In 1930 Falqui teamed up with Elio Vittorini to compile the anthology "Scrittori nuovi" ("New writers"). In 1935 he entered into a productive artistic collaboration with the Tuscan author Gianna Manzini whom he had met the previous year. That year, their previous marriages having broken, they moved to Rome where they lived together till Falqui's death in 1974.

In the mid-1930s Falqui also worked with the linguistics scholar Angelico Prati to produce what amounted to a substantial "maritime lexicon", the "Dizionario di marina medievale e moderna", published in 1937 by the "Accademia d'Italia". Later, during the war which broke out in September 1939, when he was writing for the Gazzetta del Popolo (Turin newspaper) and then, after returning home to Rome in 1944, for the recently launched Risorgimento Liberale (political daily newspaper), he continued to be resolute in defending the value of twentieth century Italian literature. Then, from 1948, he enhanced his reputation with his assiduous and well-judged editorship the culture page(s) of the mass-circulation daily, "Il Tempo". He became a particular champion of the works of Dino Campana and Curzio Malaparte, discovering and promoting hitherto unpublished works of these (and other) authors.
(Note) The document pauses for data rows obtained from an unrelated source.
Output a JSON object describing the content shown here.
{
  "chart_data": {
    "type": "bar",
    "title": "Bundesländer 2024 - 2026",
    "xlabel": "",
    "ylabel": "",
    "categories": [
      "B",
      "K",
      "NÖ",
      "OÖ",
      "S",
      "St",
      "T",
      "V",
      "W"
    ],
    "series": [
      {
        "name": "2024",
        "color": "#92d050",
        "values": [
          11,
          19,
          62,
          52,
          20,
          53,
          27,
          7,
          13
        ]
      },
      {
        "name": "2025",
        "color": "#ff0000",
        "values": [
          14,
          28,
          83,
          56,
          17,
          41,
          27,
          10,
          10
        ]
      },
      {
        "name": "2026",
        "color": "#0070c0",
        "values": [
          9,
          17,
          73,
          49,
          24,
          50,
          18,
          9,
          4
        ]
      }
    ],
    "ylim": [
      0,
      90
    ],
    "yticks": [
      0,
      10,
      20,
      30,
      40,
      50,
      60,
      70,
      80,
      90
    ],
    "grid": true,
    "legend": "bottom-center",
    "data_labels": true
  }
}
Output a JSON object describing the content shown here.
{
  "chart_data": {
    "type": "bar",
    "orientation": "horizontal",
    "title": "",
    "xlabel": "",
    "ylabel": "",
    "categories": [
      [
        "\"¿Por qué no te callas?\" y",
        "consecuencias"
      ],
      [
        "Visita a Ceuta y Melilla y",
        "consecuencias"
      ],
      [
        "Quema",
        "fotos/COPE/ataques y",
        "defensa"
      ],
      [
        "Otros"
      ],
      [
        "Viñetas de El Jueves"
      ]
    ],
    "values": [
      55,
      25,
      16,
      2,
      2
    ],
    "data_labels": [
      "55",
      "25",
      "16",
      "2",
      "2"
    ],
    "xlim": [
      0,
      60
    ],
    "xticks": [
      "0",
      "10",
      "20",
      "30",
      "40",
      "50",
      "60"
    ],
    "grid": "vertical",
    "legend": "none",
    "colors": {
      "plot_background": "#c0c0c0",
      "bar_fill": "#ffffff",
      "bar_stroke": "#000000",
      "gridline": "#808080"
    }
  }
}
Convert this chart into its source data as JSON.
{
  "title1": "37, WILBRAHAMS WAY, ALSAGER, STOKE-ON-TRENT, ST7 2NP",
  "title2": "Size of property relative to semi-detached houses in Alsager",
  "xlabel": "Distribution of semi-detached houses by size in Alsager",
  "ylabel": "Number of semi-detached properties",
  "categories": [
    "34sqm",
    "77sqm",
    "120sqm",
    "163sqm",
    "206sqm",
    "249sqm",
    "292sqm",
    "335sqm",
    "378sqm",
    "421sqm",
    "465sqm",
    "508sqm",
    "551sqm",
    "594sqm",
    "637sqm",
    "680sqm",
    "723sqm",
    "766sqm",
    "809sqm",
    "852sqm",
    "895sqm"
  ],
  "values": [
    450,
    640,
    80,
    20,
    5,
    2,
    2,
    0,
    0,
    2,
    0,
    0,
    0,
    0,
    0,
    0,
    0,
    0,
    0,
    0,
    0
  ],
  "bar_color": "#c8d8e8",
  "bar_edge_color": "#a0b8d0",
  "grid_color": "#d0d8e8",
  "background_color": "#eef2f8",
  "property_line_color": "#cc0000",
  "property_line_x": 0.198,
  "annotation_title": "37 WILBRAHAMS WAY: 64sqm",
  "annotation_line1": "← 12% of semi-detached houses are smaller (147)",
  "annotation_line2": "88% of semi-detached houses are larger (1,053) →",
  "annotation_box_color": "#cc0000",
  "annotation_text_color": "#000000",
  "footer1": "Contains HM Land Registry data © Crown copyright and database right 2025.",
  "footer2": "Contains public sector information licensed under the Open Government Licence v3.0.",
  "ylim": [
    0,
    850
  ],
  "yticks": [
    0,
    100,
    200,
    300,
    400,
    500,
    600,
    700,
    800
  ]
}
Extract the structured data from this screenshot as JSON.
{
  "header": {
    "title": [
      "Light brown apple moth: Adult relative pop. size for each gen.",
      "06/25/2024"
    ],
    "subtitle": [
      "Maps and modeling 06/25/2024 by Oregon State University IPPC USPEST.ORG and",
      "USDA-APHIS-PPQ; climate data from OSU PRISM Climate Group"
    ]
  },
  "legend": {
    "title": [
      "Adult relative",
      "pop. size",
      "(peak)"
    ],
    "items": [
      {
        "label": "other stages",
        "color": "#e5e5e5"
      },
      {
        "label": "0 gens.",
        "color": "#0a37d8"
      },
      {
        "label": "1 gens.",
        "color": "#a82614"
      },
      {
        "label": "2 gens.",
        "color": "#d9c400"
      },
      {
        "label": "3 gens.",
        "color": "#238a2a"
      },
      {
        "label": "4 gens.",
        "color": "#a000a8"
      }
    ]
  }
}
During his time with "L'Italia Letteraria" Falqui discovered and encouraged the illustrator known as "Scipione", whose distinctive style became integral to the look of the magazine. After Scipione's death from tuberculosis, Falqui kept the artist's memory alive: their correspondence was published in 1943. Earlier, between 1929 and 1931, Falqui had a consultancy contract with the Carabba publishing house in Lanciano. He commissioned "Scipione" to design some memorable covers for books such as "Il paese del melodramma" by Bruno Barilli, "Ossi di seppia" by Eugenio Montale and "Prologhi – Viaggi – Favole" by Vincenzo Cardarelli.

Falqui created and then oversaw the book series "Il centonovelle" with the Milanese publishers Bompiani and well as the "Opera Prima" series with Garzanti and the "... nuovo filo di Arianna" series with Vallardi.

In 1945 he founded the quarterly "Poesia" which he produced from his home in Rome-Prati till publication of it ceased at the end of 1948. Despite lasting only four years, the publication is still valued due to the quality of its contributors, many of whom were, or later became, widely appreciated poets.

==Personal==
Antonello Falqui, the son of Enrico and Alberta Falqui, was born in 1925 and later became a television producer, notably of variety shows.

Enrico Falqui died unexpectedly at Rome on 16 March 1974. His partner, Gianna Manzini, died less than half a year later.

==Celebration==
In 1976 Falqui's papers and thousands of his books were acquired by the Central National Library in Rome, where the "Sala Falqui" (loosely, "Falqui collection") carries his name.